Orange and Apple Blend from part 1 (Poisson blending):

Discussion / Failure Cases:

For the most part, the blends came out very pleasing! Note that for the Trump hair on Obama blend, there is some very strange discoloration; the cause of this was that the original source image was taken from inside Trump's flowy locks, rather than taking his hair as a whole. Thus, the border gradients aimed to keep the transition from the border into the hair relatively constant. So instead of the blended image looking like Trump's hair as a goatee on Obama, we instead have Obama's skin fraying out into what looks like a beard. Oops!

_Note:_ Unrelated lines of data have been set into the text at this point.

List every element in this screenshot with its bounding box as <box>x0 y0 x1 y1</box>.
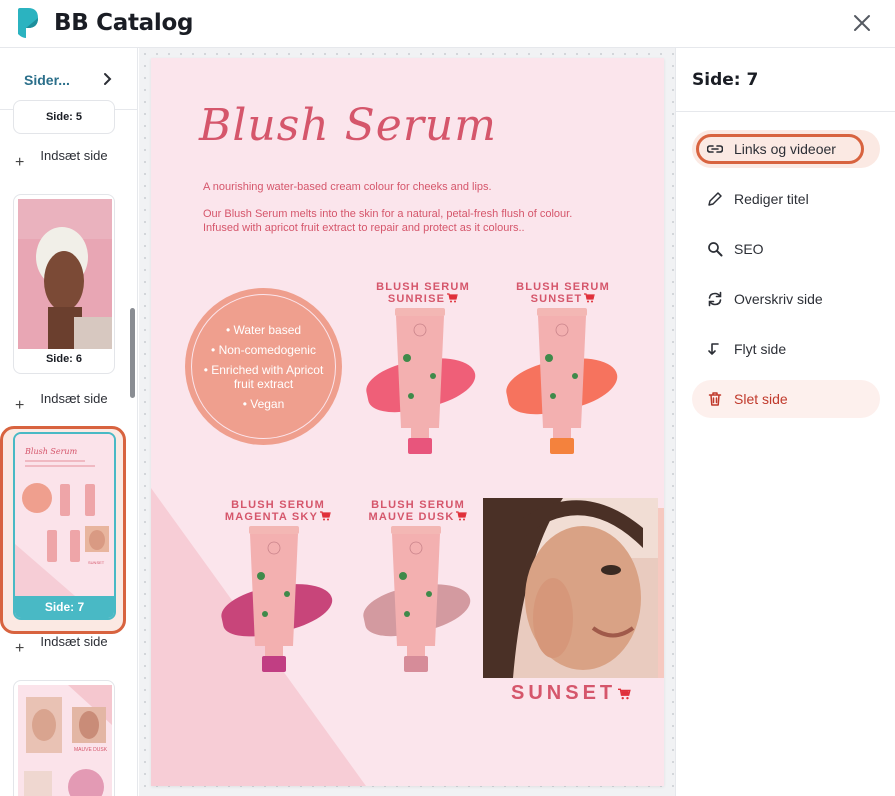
move-icon <box>708 343 719 355</box>
insert-page-button[interactable]: + Indsæt side <box>0 391 128 425</box>
product-tube-sunset[interactable] <box>535 308 589 458</box>
menu-label: SEO <box>734 241 764 257</box>
product-tube-magenta-sky[interactable] <box>247 526 301 676</box>
feature-circle: • Water based • Non-comedogenic • Enrich… <box>185 288 342 445</box>
feature-item: • Non-comedogenic <box>211 342 316 357</box>
menu-label: Slet side <box>734 391 788 407</box>
page-thumbnail-label: Side: 6 <box>45 353 83 365</box>
product-tube-mauve-dusk[interactable] <box>389 526 443 676</box>
page-description: Our Blush Serum melts into the skin for … <box>203 208 573 234</box>
page-6-preview-image <box>18 199 112 349</box>
close-icon[interactable] <box>851 12 873 34</box>
svg-text:SUNSET: SUNSET <box>88 560 105 565</box>
product-label-line1: BLUSH SERUM <box>376 281 470 293</box>
page-thumbnail-label: Side: 5 <box>45 111 83 123</box>
product-label-line2: SUNSET <box>513 293 613 305</box>
cart-icon <box>584 293 596 303</box>
insert-page-button[interactable]: + Indsæt side <box>0 148 128 182</box>
panel-title: Side: 7 <box>692 70 759 90</box>
page-thumbnail-6[interactable]: Side: 6 <box>13 194 115 374</box>
model-portrait-image[interactable] <box>483 498 658 678</box>
plus-icon: + <box>15 397 25 414</box>
app-logo-icon <box>18 8 38 38</box>
page-options-panel: Side: 7 Links og videoer Rediger titel S… <box>675 48 895 796</box>
insert-page-button[interactable]: + Indsæt side <box>0 634 128 668</box>
page-thumbnail-7[interactable]: Blush Serum SUNSET Side: 7 <box>13 432 116 620</box>
menu-label: Overskriv side <box>734 291 823 307</box>
product-label-sunrise[interactable]: BLUSH SERUM SUNRISE <box>373 281 473 305</box>
pencil-icon <box>708 192 722 206</box>
catalog-page[interactable]: Blush Serum A nourishing water-based cre… <box>151 58 664 786</box>
product-label-line1: BLUSH SERUM <box>371 499 465 511</box>
menu-label: Rediger titel <box>734 191 809 207</box>
cart-icon <box>447 293 458 303</box>
page-subtitle: A nourishing water-based cream colour fo… <box>203 181 492 193</box>
product-tube-sunrise[interactable] <box>393 308 447 458</box>
product-label-magenta-sky[interactable]: BLUSH SERUM MAGENTA SKY <box>223 499 333 523</box>
overwrite-page-button[interactable]: Overskriv side <box>692 280 880 318</box>
feature-item: • Water based <box>225 322 302 337</box>
insert-page-label: Indsæt side <box>40 391 108 406</box>
page-8-preview-image: MAUVE DUSK <box>18 685 112 796</box>
sidebar-header-label[interactable]: Sider... <box>24 72 70 88</box>
pages-sidebar: Sider... Side: 5 + Indsæt side Side: 6 +… <box>0 48 138 796</box>
insert-page-label: Indsæt side <box>40 634 108 649</box>
menu-label: Flyt side <box>734 341 787 357</box>
link-icon <box>707 145 723 153</box>
refresh-icon <box>708 291 722 307</box>
cart-icon <box>456 511 468 521</box>
search-icon <box>708 242 723 257</box>
plus-icon: + <box>15 154 25 171</box>
canvas-area: Blush Serum A nourishing water-based cre… <box>139 48 675 796</box>
panel-header: Side: 7 <box>676 48 895 112</box>
feature-item: • Vegan <box>242 396 285 411</box>
product-label-line1: BLUSH SERUM <box>231 499 325 511</box>
page-heading: Blush Serum <box>199 100 497 151</box>
edit-title-button[interactable]: Rediger titel <box>692 180 880 218</box>
page-thumbnail-8[interactable]: MAUVE DUSK <box>13 680 115 796</box>
svg-text:MAUVE DUSK: MAUVE DUSK <box>74 747 108 753</box>
product-label-line2: SUNRISE <box>373 293 473 305</box>
app-title: BB Catalog <box>54 10 194 36</box>
page-thumbnail-5[interactable]: Side: 5 <box>13 100 115 134</box>
sidebar-scrollbar[interactable] <box>130 308 135 398</box>
top-bar: BB Catalog <box>0 0 895 48</box>
plus-icon: + <box>15 640 25 657</box>
product-label-sunset[interactable]: BLUSH SERUM SUNSET <box>513 281 613 305</box>
insert-page-label: Indsæt side <box>40 148 108 163</box>
feature-item: • Enriched with Apricot fruit extract <box>203 362 324 391</box>
product-label-line1: BLUSH SERUM <box>516 281 610 293</box>
trash-icon <box>708 392 722 406</box>
move-page-button[interactable]: Flyt side <box>692 330 880 368</box>
chevron-right-icon[interactable] <box>100 72 114 86</box>
product-label-line2: MAGENTA SKY <box>223 511 333 523</box>
menu-label: Links og videoer <box>734 141 836 157</box>
links-and-videos-button[interactable]: Links og videoer <box>692 130 880 168</box>
seo-button[interactable]: SEO <box>692 230 880 268</box>
product-label-mauve-dusk[interactable]: BLUSH SERUM MAUVE DUSK <box>368 499 468 523</box>
product-label-line2: MAUVE DUSK <box>368 511 468 523</box>
page-thumbnail-label: Side: 7 <box>15 596 114 618</box>
page-7-preview-image: Blush Serum SUNSET <box>15 434 114 596</box>
delete-page-button[interactable]: Slet side <box>692 380 880 418</box>
cart-icon <box>320 511 331 521</box>
svg-text:Blush Serum: Blush Serum <box>24 447 78 456</box>
portrait-caption: SUNSET <box>511 682 631 705</box>
cart-icon <box>618 688 631 700</box>
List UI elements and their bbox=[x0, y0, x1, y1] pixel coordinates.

Note also that we have included the blend with orange and apple again, from part 1! It appears that both Poisson and pyramid blending are good at blending the seam between the images, but Poisson blending gets nasty artifacts near the boundary if the region is not specified extremely carefully, or if the boundary region background is different colors in the original images. Mixed blending

Bells and Whistles:

Mixed Gradients Blending:

I tweaked the original Poisson blending linear system that I solved to satisfy a slightly different constraint. Rather than have the final gradients in the masked region be equal to the source gradients in that region, I enforced that the final gradients be the maximum between the masked region's source image gradients versus target image gradients. This change improves the preservation of certain features in the final masked region, because certain features in the target region may be undesirably hidden by nature of Poisson blending's constraints. Below I show the use of this technique to blend an eye onto the palm of a hand. Although there are some certain discoloration artifacts (we can also run this technique in grayscale to ameliorate these effects), we can see that certain features from the target image are desirably preserved in the masked region of the final image. Although it is a little bit difficult to see, some of the veins from the palm in the target image are preserved and overshadow the featureless regions in the source image of the eye. This overshadowing of featureless regions in the source image is the primary boon from using mixed gradients blending.

Texture flattening:

I tweaked the linear system set up in the toy problem scheme, by zeroing out gradients under a tunable threshold. The result is that like the toy problem, the image is reconstructed, but with fine details (associated with small gradients) eliminated. The resulting "matte" look is what we dub texture flattening.

None.

Final thoughts:

I found out from this project that even though you can have a functioning algorithm, you still need significant human intervention: tuning hyperparameters, cleverly picking images, and aligning/cutting images before processing. We are, in fact, trying to make images meant to be perceived by humans!